Community leaders need to “do what we can to work within the community to encourage a more watchfulness in the community,” White said. “We have to have a better rapport with the police department and public safety.”

To stimulate jobs growth, White said better leadership is needed to determine the needs of the community and point residents to training and various opportunities.

“We have to be more proactive,” White said.

May said, “You would think that transportation is my No. 1 priority because, yes, I’ve been very critical about the I-20 rail.

“But public safety actually is my No. 1 priority because I don’t care how much economic development and job creation you have, if we live in an unsafe community, it’s for naught,” May said.

May said the county has 200 police positions that are not filled—“90 of which…[the county government] uses for salary savings, which means you can’t hire for those positions.”

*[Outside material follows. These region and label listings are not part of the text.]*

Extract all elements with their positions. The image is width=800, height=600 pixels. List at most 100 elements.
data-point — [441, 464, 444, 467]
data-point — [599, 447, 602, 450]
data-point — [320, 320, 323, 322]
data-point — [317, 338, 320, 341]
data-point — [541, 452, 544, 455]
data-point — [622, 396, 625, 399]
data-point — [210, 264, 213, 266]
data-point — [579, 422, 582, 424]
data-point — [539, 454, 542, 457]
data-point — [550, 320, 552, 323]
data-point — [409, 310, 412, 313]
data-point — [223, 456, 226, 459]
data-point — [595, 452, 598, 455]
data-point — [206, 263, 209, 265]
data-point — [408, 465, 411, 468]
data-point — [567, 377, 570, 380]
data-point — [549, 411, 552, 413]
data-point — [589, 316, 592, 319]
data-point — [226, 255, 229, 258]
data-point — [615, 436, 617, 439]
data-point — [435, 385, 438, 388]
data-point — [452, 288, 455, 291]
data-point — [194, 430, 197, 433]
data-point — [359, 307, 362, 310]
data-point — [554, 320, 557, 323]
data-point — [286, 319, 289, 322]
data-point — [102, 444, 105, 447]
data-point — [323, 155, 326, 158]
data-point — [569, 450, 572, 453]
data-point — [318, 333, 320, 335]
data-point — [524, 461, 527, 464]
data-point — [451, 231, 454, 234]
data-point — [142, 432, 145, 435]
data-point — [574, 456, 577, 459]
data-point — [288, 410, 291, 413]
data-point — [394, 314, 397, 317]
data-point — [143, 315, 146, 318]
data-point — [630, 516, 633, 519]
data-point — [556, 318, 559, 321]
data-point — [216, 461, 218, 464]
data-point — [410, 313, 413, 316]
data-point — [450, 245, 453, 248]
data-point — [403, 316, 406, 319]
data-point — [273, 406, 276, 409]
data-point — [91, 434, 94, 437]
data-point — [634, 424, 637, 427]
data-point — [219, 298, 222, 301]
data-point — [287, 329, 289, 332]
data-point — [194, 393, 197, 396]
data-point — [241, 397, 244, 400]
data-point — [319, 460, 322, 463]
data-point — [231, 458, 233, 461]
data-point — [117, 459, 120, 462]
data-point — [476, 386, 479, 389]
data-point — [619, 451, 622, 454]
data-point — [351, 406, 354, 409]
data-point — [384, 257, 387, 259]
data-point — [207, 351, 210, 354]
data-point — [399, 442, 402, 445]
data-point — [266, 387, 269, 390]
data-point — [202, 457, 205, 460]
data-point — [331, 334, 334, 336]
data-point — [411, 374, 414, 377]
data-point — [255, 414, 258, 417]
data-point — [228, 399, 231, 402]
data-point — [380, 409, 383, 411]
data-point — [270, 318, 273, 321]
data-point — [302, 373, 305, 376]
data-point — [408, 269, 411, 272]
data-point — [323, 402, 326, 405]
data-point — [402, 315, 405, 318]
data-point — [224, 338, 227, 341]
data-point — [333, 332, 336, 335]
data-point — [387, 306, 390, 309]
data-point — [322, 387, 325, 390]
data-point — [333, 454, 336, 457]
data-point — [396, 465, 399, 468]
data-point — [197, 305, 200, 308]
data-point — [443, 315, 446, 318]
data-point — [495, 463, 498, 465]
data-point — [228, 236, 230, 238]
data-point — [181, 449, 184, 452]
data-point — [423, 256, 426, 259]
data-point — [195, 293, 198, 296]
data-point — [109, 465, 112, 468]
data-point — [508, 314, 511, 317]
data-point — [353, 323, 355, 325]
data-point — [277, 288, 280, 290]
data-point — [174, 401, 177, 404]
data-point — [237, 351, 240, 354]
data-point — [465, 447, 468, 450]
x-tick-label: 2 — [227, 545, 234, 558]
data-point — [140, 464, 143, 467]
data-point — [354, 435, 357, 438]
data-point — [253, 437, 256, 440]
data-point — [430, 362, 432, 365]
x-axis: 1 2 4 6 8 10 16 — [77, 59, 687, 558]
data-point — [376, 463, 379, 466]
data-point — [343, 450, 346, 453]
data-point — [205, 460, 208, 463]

“We can fill all of those positions, make sure we get these officers on the streets as well as provide for more code enforcement officers,” May said.

In the race for Board of Commissioners’ Super District 6, May’s chief of staff Edmond Richardson is challenging incumbent Kathie Gannon.

On the transportation referendum, Gannon said she will vote “yes.”

“It started as a ‘no,’” Gannon said. “I was annoyed like everyone else [because] we’ve been paying our penny for a very long time.”

Gannon said one reason she changed her mind is because “it’s a phenomenal feat that 51 percent of the money…will be going to transit.”

“Another reason is because the list that we do have is a well thought-out list,” Gannon said. “DeKalb County will put in a certain amount of money—about a billion—but will get more money back.”

Gannon said this is not the time for the county to stop supporting MARTA.

“Without this additional funding, MARTA will not survive,” Gannon said.

Richardson said he could not support the regional transportation tax.

“You are as strong as your weakest link,” Richardson said. “If we allow south, central and east DeKalb to be left behind, we risk becoming East St. Louis.

“We have paid for 30 years a penny and now you’re asking us to pay another penny. Asking us to subsidize all of these other regions is asking too much.”

Richardson said that 70 percent of the transportation tax funds would be spent north of the city of Decatur.

“That is unfair,” Richardson said. “As a commissioner, you have to represent all your communities, not just core areas.”